O LOURO DIRCEU
Senhora da alta sociedade, Dona Eulália é mulher de bons costumes e fino trato. E como toda pessoa chique, gosta de se vestir com grande cuidado e requinte. E é tanto requinte que, vez por outra, ela aparece nas colunas sociais de algum jornal, sempre muito elogiada por tanto charme e elegância.
Nas horas vagas gosta de ler e de pintar. Mas, se encontra prazer nas artes, também gosta de criar animais — coisa que nem toda grã-fina faz.
No quintal da casa mandou fazer um grande cercado, e lá ela cria galinhas, patos e perus.
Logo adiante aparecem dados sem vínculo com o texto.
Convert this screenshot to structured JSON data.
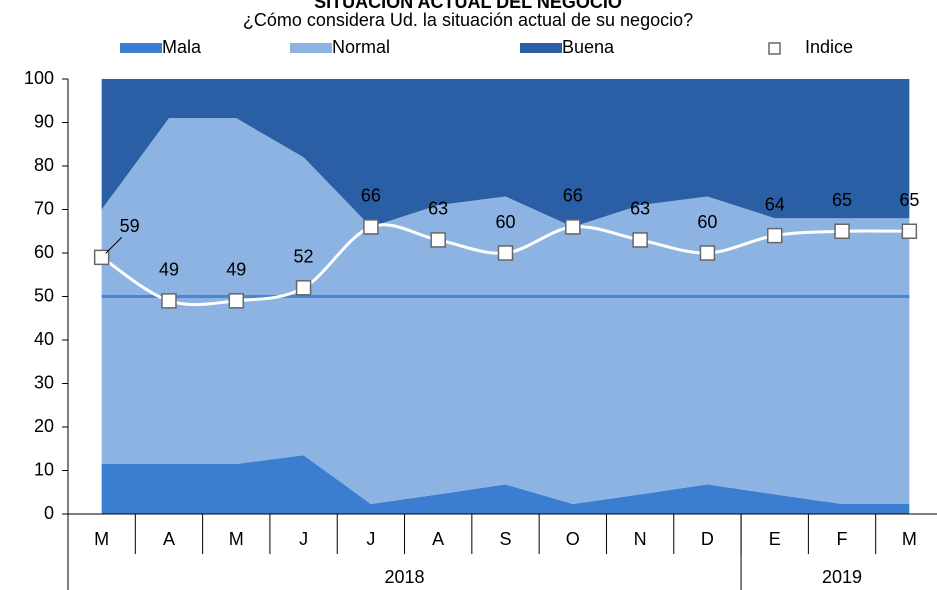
{
  "chart_data": {
    "type": "stacked-area",
    "title": "SITUACIÓN ACTUAL DEL NEGOCIO",
    "subtitle": "¿Cómo considera Ud. la situación actual de su negocio?",
    "categories": [
      "M",
      "A",
      "M",
      "J",
      "J",
      "A",
      "S",
      "O",
      "N",
      "D",
      "E",
      "F",
      "M"
    ],
    "groups": [
      {
        "label": "2018",
        "count": 10
      },
      {
        "label": "2019",
        "count": 3
      }
    ],
    "series": [
      {
        "name": "Mala",
        "color": "#3b7dd0",
        "values": [
          11.5,
          11.5,
          11.5,
          13.5,
          2.3,
          4.5,
          6.8,
          2.3,
          4.5,
          6.8,
          4.5,
          2.3,
          2.3
        ]
      },
      {
        "name": "Normal",
        "color": "#8db3e2",
        "values": [
          58.5,
          79.5,
          79.5,
          68.5,
          63.7,
          66.5,
          66.2,
          63.7,
          66.5,
          66.2,
          63.5,
          65.7,
          65.7
        ]
      },
      {
        "name": "Buena",
        "color": "#2a5fa5",
        "values": [
          30,
          9,
          9,
          18,
          34,
          29,
          27,
          34,
          29,
          27,
          32,
          32,
          32
        ]
      }
    ],
    "index_series": {
      "name": "Indice",
      "color": "#ffffff",
      "values": [
        59,
        49,
        49,
        52,
        66,
        63,
        60,
        66,
        63,
        60,
        64,
        65,
        65
      ]
    },
    "reference_line": {
      "value": 50,
      "color": "#4a86d6"
    },
    "ylim": [
      0,
      100
    ],
    "yticks": [
      0,
      10,
      20,
      30,
      40,
      50,
      60,
      70,
      80,
      90,
      100
    ]
  }
}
Além desses animais, cria também um cachorro e um papagaio. No papagaio, Dona Eulália pôs o nome de Dirceu. E aconteceu do bicho gostar do nome que recebeu. Gostou tanto que até se zanga quando alguém o chama de 'meu louro'. Com ele o tratamento é diferente — favor chamá-lo só pelo nome.
Esperto e muito sabido, Dirceu já aprendeu até algumas palavras do idioma inglês. Tudo por obra e capricho de Dona Eulália. Por causa disso, talvez, não aceita ser tratado como um qualquer. Afinal, um papagaio inteligente, que sabe falar duas línguas, merece a consideração e o respeito de todos.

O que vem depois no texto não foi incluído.